Mahrang Baloch said they intended to end their peaceful march at Islamabad Press Club and questioned the authorities why they were not being allowed to do so.

She said the participants only wanted to highlight their grievances in front of Pakistani and international press at the Press Club.

However, the authorities refused to allow them to proceed further, following which the participants picketed the road there itself.

In a video message, she said the campaign represented by the long march will not end.

She said the Pakistani authorities had tried to disrupt the long march earlier also at various places through which it passed.

A number of participants were arrested as the march passed through various cities and towns of Pakistan and cases were lodged against them, she said and demanded their immediate release along with those picked up earlier.

She urged the UN to send a Fact-Finding team to Balochistan to see how people there are facing torture, oppression and human rights violations every day.

The people occupied Balochistan, including many women, launched the massive non-violent campaign to amplify their decades-old grievances related to extreme human rights violations by the Pakistani State.

Lakhs of people participated in the peaceful march.

The Pakistani forces have been indulging in extreme forms of atrocities and oppression against the Baloch people in a bid to maintain illegal occupation of Balochistan in the face of a sustained struggle for Independence from the locals.

Balochistan was illegally occupied by Pakistan in 1948 and a sustained uprising has been going on there for independence.

As part of their unsuccessful efforts to douse the mass sentiment for freedom in Balochistan, the Pakistani forces frequently kill innocent locals in fake encounters and illegally pick up youth whose whereabouts are never known thereafter under a dreaded practice described as ‘Enforced Disappearances’.

Over the several decades, tens of thousands of Baloch people, including youth, women and children, have been the victims of this inhuman practice of ‘Enforced Disappearances’.

While their loved ones keep waiting endlessly, the victims of ‘enforced disappearances’ are never found again. Even when they are killed in illegal custody, their bodies are rarely handed over to their kin.

The latest long-march was triggered by the bizarre inhuman act by the Pakistani forces last month when they tied 3 children to a vehicle and blew it up with an bomb.

The Pakistani State has been trying to scuttle the long-march through various means, including by using force and spreading negative propaganda against the Baloch people and the participants of the march.
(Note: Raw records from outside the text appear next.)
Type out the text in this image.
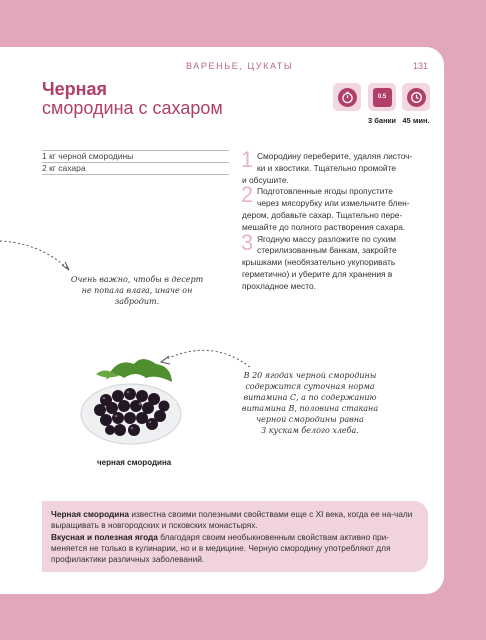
ВАРЕНЬЕ, ЦУКАТЫ	131
Черная
смородина с сахаром
0.5
3 банки 45 мин.
1 кг черной смородины
2 кг сахара	1 Смородину переберите, удаляя листоч-
ки и хвостики. Тщательно промойте
и обсушите.
2 Подготовленные ягоды пропустите
через мясорубку или измельчите блен-
дером, добавьте сахар. Тщательно пере-мешайте до полного растворения сахара.
3 Ягодную массу разложите по сухим
стерилизованным банкам, закройте
крышками (необязательно укупоривать герметично) и уберите для хранения в прохладное место.
Очень важно, чтобы в десерт
не попала влага, иначе он забродит.
В 20 ягодах черной смородины
содержится суточная норма
витамина С, а по содержанию
витамина В, половина стакана
черной смородины равна
3 кускам белого хлеба.
черная смородина
Черная смородина известна своими полезными свойствами еще с XI века, когда ее на-чали выращивать в новгородских и псковских монастырях.
Вкусная и полезная ягода благодаря своим необыкновенным свойствам активно при-меняется не только в кулинарии, но и в медицине. Черную смородину употребляют для профилактики различных заболеваний.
The Pakistani security forces tried to stop the march in Dera Ghazi Khan in Punjab Province by using force and detaining 20 key participants. The detained people were released later but cases were filed against them.

This action invited the condemnation by the Amnesty International, the global human rights group, which demanded immediate dropping of all charges against those booked.

The Amnesty International also demanded an impartial investigation into all the extra-judicial killings and enforced disappearances in Balochistan “in line with international standards”.

It also demanded compensation for the families of the victims of extrajudicial killings and those forcibly disappeared.